Part 2 of “The Judgment” was seen in 72% of the homes using television on the night it aired against scant competition on CBS and NBC. The audience size remained a Nielsen record until Nov. 1980, when it was topped by the “Who Shot J.R.?” episode of “Dallas.”


In the pre-Internet era of 1967, there was no online obsessing or major spoilers revealed about the ending. Janssen was known for joking that “The Fugitive” would conclude with Kimble relaxing on a desert island and removing a prosthetic arm, showing that he had murdered Helen. (“I killed her, Joey — she talked too much,” Janssen cracked to ABC late-night talk show host Joey Bishop.)

The actual reveal was kept under wraps under Martin’s orders. ABC did not provide advance screening of the finale for TV critics.

“The media didn’t understand how important it was to the viewers,” said Goldberg. “Had they realized it was going to be this enormous of an event, I think they would have done a better job of finding out what the ending was going to be.”

Some journalists were not impressed.

“Hardly worth waiting four years for,” Variety wrote in its critique. New York Post TV columnist Bob Williams quaintly described ABC as “greedy” for holding the episodes until the summer repeats had finished. But the staggering Nielsen ratings validated the network’s decision.

Fears that the climax would doom the aftermarket for “The Fugitive” proved unrealized. Reruns of the series remained popular through the decades that followed on such stations as KDOC in Los Angeles and A&E, which aired the series in the 1990s. The series currently runs on the pop culture history network Decades, which is airing both parts of “The Judgment” on Tuesday at 7 a.m. and midnight (Pacific).

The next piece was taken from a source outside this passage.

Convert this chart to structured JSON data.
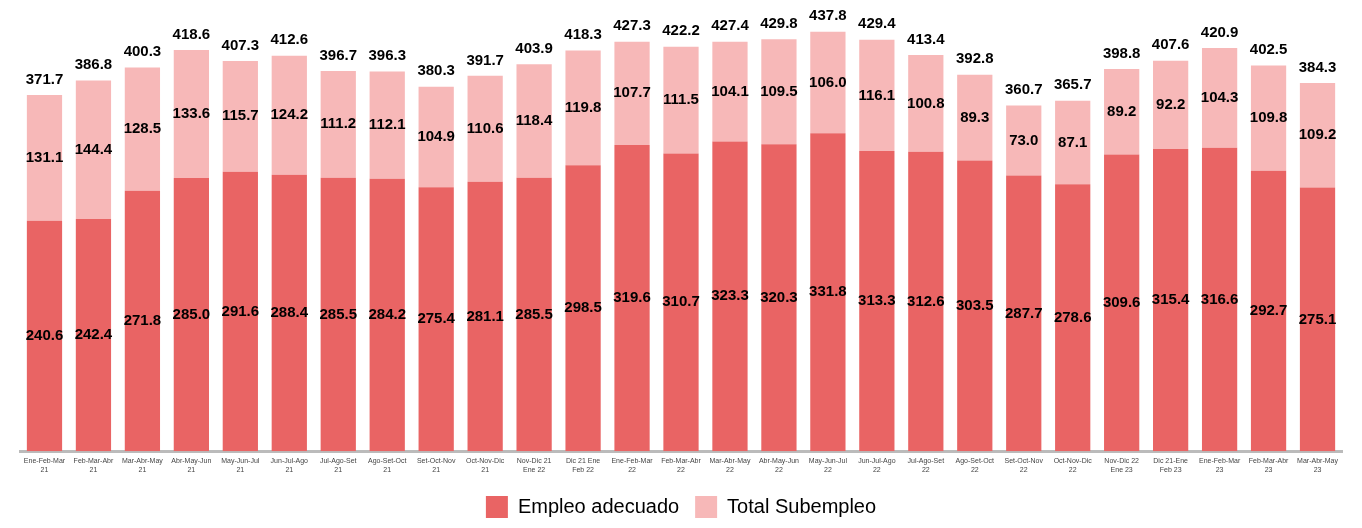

The popularity of “The Judgment” meant that hit TV shows were no longer destined to fade away quietly. Series finales became pop culture celebrations. The final episode of the beloved sitcom “MASH” was watched by 106 million viewers on Feb. 28, 1983, a record that stood for 27 years, until Super Bowl XLIV surpassed it in 2010. NBC turned its send-offs of “Cheers,” “Seinfeld” and “Friends” into two-hour events, scoring massive audiences.


Like everything in the current TV landscape where viewers have myriad program choices, series finales are not as big as they used to be.

“The ‘Must See TV’ comedies were still extremely popular when they ended,” said Preston Beckman, an NBC executive in the 1990s who is now a consultant. “What’s happened over the last few years is that networks hold on to shows two or three years longer than they should.”

But when ongoing TV sagas such as “The Walking Dead” and “Game of Thrones” are finally resolved, fans in large numbers will be seeking satisfaction and debates will rage (Cue up the ongoing furor over the conclusion of “Lost.”)

As “The Fugitive” first proved 50 years ago, people care.